The first thing you need to know about Coral Lodge is that it’s quite a journey to get here. A flight to Nampula, followed by a 2-3 hour journey to the port, then 40 minutes in a beautiful creaking dhow to the lodge. When you hop out, you’ll need to wade ashore, and it’s roughly the moment your toes hit the sand that every moment of your journey seems worth it.
What’s Coral Lodge really like?
Coral Lodge’s location is glorious- just a boat ride away from Ilha do Mozambique, the former colonial capital and sandwiched between a lagoon and a sweep of beach overlooking the ocean. There are just ten beautiful villas at Coral Lodge, five facing the lagoon and five out to sea, but all elegantly decorated in a simple, natural style, typical of many barefoot lodges along this coastline. There’re high thatched roofs, stone floors, wafting mozzie nets and an air conditioner just over your bed to keep you cool. Over in the main lodge, there’s a wonderfully warm atmosphere amongst the staff, many of whom come from the local village. Here you’ll find the main bar, swimming pool, and dining room, where wonderfully fresh food is served. And if you want to see how the chef does it- just ask for a cookery lesson, he’s more than happy to oblige!

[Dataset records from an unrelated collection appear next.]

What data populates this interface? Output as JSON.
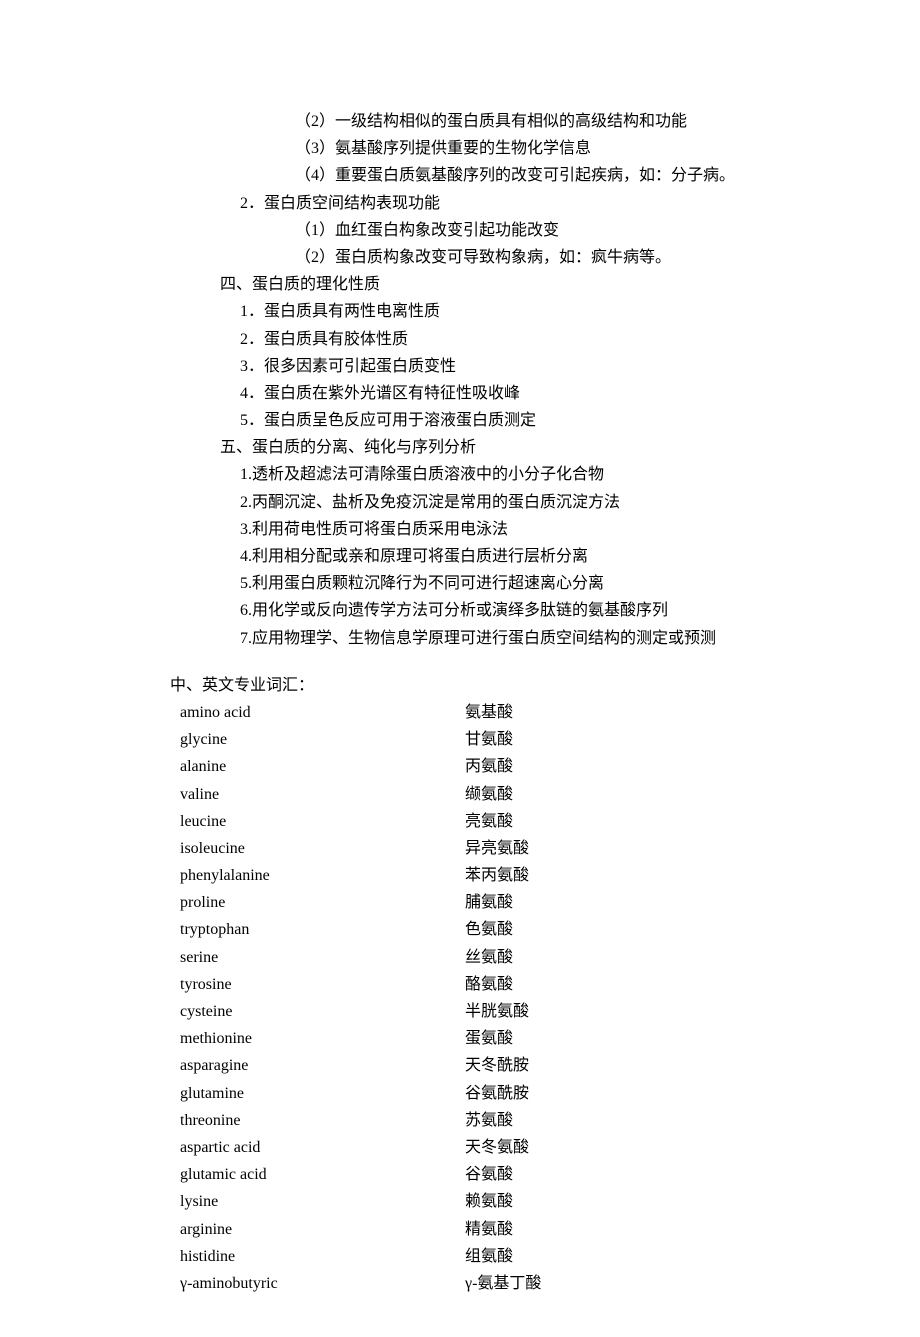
{
  "outline": {
    "l3_items": [
      "（2）一级结构相似的蛋白质具有相似的高级结构和功能",
      "（3）氨基酸序列提供重要的生物化学信息",
      "（4）重要蛋白质氨基酸序列的改变可引起疾病，如：分子病。"
    ],
    "sec2_title": "2．蛋白质空间结构表现功能",
    "sec2_items": [
      "（1）血红蛋白构象改变引起功能改变",
      "（2）蛋白质构象改变可导致构象病，如：疯牛病等。"
    ],
    "section4_title": "四、蛋白质的理化性质",
    "section4_items": [
      "1．蛋白质具有两性电离性质",
      "2．蛋白质具有胶体性质",
      "3．很多因素可引起蛋白质变性",
      "4．蛋白质在紫外光谱区有特征性吸收峰",
      "5．蛋白质呈色反应可用于溶液蛋白质测定"
    ],
    "section5_title": "五、蛋白质的分离、纯化与序列分析",
    "section5_items": [
      "1.透析及超滤法可清除蛋白质溶液中的小分子化合物",
      "2.丙酮沉淀、盐析及免疫沉淀是常用的蛋白质沉淀方法",
      "3.利用荷电性质可将蛋白质采用电泳法",
      "4.利用相分配或亲和原理可将蛋白质进行层析分离",
      "5.利用蛋白质颗粒沉降行为不同可进行超速离心分离",
      "6.用化学或反向遗传学方法可分析或演绎多肽链的氨基酸序列",
      "7.应用物理学、生物信息学原理可进行蛋白质空间结构的测定或预测"
    ]
  },
  "vocab_heading": "中、英文专业词汇：",
  "vocab": [
    {
      "en": "amino acid",
      "cn": "氨基酸"
    },
    {
      "en": "glycine",
      "cn": "甘氨酸"
    },
    {
      "en": "alanine",
      "cn": "丙氨酸"
    },
    {
      "en": "valine",
      "cn": "缬氨酸"
    },
    {
      "en": "leucine",
      "cn": "亮氨酸"
    },
    {
      "en": "isoleucine",
      "cn": "异亮氨酸"
    },
    {
      "en": "phenylalanine",
      "cn": "苯丙氨酸"
    },
    {
      "en": "proline",
      "cn": "脯氨酸"
    },
    {
      "en": "tryptophan",
      "cn": "色氨酸"
    },
    {
      "en": "serine",
      "cn": "丝氨酸"
    },
    {
      "en": "tyrosine",
      "cn": "酪氨酸"
    },
    {
      "en": "cysteine",
      "cn": "半胱氨酸"
    },
    {
      "en": "methionine",
      "cn": "蛋氨酸"
    },
    {
      "en": "asparagine",
      "cn": "天冬酰胺"
    },
    {
      "en": "glutamine",
      "cn": "谷氨酰胺"
    },
    {
      "en": "threonine",
      "cn": "苏氨酸"
    },
    {
      "en": "aspartic acid",
      "cn": "天冬氨酸"
    },
    {
      "en": "glutamic acid",
      "cn": "谷氨酸"
    },
    {
      "en": "lysine",
      "cn": "赖氨酸"
    },
    {
      "en": "arginine",
      "cn": "精氨酸"
    },
    {
      "en": "histidine",
      "cn": "组氨酸"
    },
    {
      "en": "γ-aminobutyric",
      "cn": "γ-氨基丁酸"
    }
  ]
}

What can I do at Ibo Island Lodge?
In spite of Coral Lodge’s incredibly remote setting, there’s a remarkable number of things to do here For anyone even remotely interested in history, we’d seriously recommend a visit to Ilha do Mozambique. If local culture’s more your bag, wander along to the nearby village, Cabaceira Pequena, home to many of Coral Lodge’s staff. There’s snorkelling and canoeing on the lagoon, diving out on the offshore reef, and fishing, windsurfing and sailing on the Indian Ocean. Oh, and if you’re lucky enough to stay between August and October, there’re migrating whales offshore too. And if that’s all too much, well, there’s always a massage.